6. Решение. Полночи мы все провели у дверей отделения реанимации. Я вполне осознала, что перешла в другую жизнь с другими целями и заботами. Мне теперь нужно было гораздо больше сил – ведь прежние смыслы оставались и требовали осуществления. Я не могла ничего бросить. И не могла позволить себе распыляться на проявления горя: плач, причитания, отчаяние. «Я могу себе позволить реагировать только по делу», – так сказала я себе. Близким же я убежденно повторяла: «Я принимаю все!» Это принятие помогло сберечь много сил.
7. Развитие событий. Сын вышел из комы, но находится в тяжелом состоянии. Врачи сказали, что потребуется долговременная реабилитация. Но жизни сейчас ничто не угрожает. И теперь есть возможность подвести небольшой итог на тему реакции моих друзей из ФБ на мое сообщение о беде и моих чувств по этому поводу. Комментариев было огромное количество. Больше всего меня поддерживали слова: «Молимся!» Они добавляли мне сил. Много сил! Я их перечитывала много раз. И мысленно благодарила того, кто написал именно так. Еще были хорошие слова: «Я с тобой». Я чувствовала правду этих слов.

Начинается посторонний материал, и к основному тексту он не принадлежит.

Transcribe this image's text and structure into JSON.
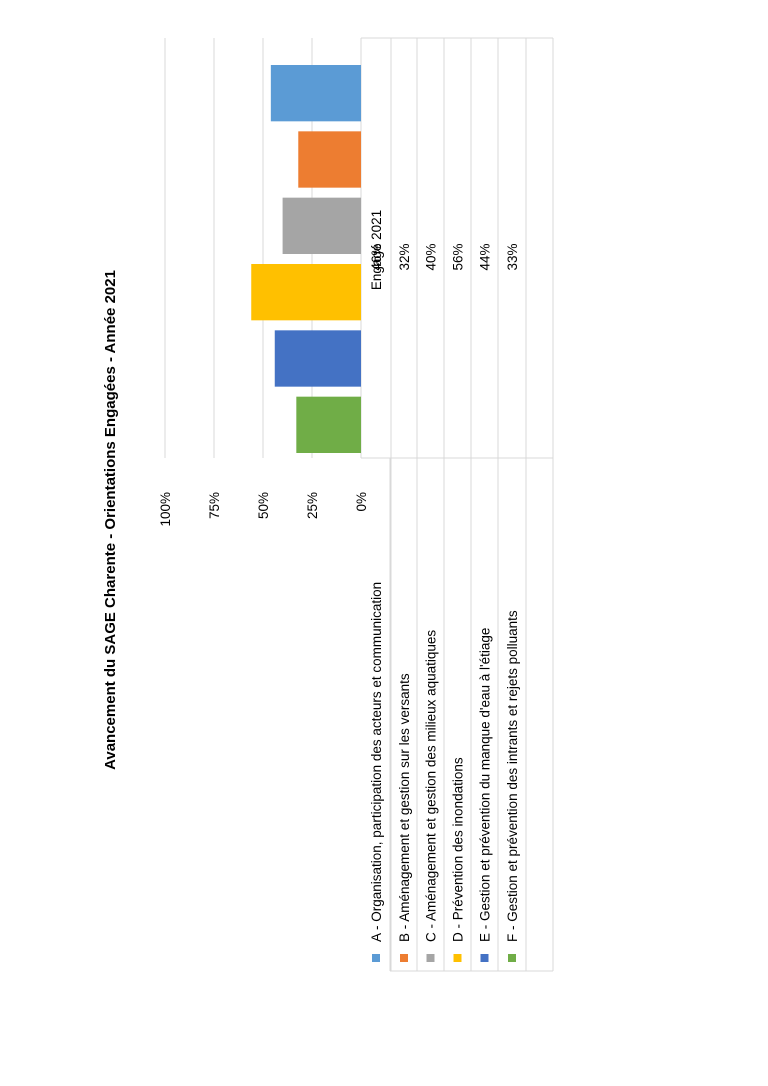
{
  "chart_data": {
    "type": "bar",
    "title": "Avancement du SAGE Charente -  Orientations Engagées - Année 2021",
    "ylim": [
      0,
      1
    ],
    "yticks": [
      "0%",
      "25%",
      "50%",
      "75%",
      "100%"
    ],
    "grid": true,
    "legend_position": "table",
    "table_header": "Engagé 2021",
    "series_label": "Engagé 2021",
    "categories": [
      "A - Organisation, participation des acteurs et communication",
      "B - Aménagement et gestion sur les versants",
      "C - Aménagement et gestion des milieux aquatiques",
      "D - Prévention des inondations",
      "E - Gestion et prévention du manque d'eau à l'étiage",
      "F - Gestion et prévention des intrants et rejets polluants"
    ],
    "values": [
      0.46,
      0.32,
      0.4,
      0.56,
      0.44,
      0.33
    ],
    "value_labels": [
      "46%",
      "32%",
      "40%",
      "56%",
      "44%",
      "33%"
    ],
    "colors": [
      "#5b9bd5",
      "#ed7d31",
      "#a5a5a5",
      "#ffc000",
      "#4472c4",
      "#70ad47"
    ]
  }
}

Но были слова, которые воспринимались тогда как фальшь. Я понимаю, что люди искренне выражали свое сочувствие. Я сейчас хочу лишь сказать о том, как действуют некоторые слова на человека, переживающего горе. Совершенно неуместным казалось мне слово: «Держись!» Не за что держаться, когда горе рядом. Потом восклицания: «Какой ужас!» или, еще хуже: «Какое горе!» Или рассуждения на тему того, что для матери не может быть ничего страшнее, чем (то-то и то-то). Восклицания «Какое горе!» пугали еще сильнее. А от рассуждений веяло холодом. Все равно – я благодарна всем, кто выразил сочувствие. А анализ высказываний – это, скорее, в помощь логотерапевту, оказавшемуся рядом с пациентом в стадии горя. И совершенно верны выводы о том, что страдающему человеку необходим рядом другой человек. Достаточно быть рядом. Это великая помощь.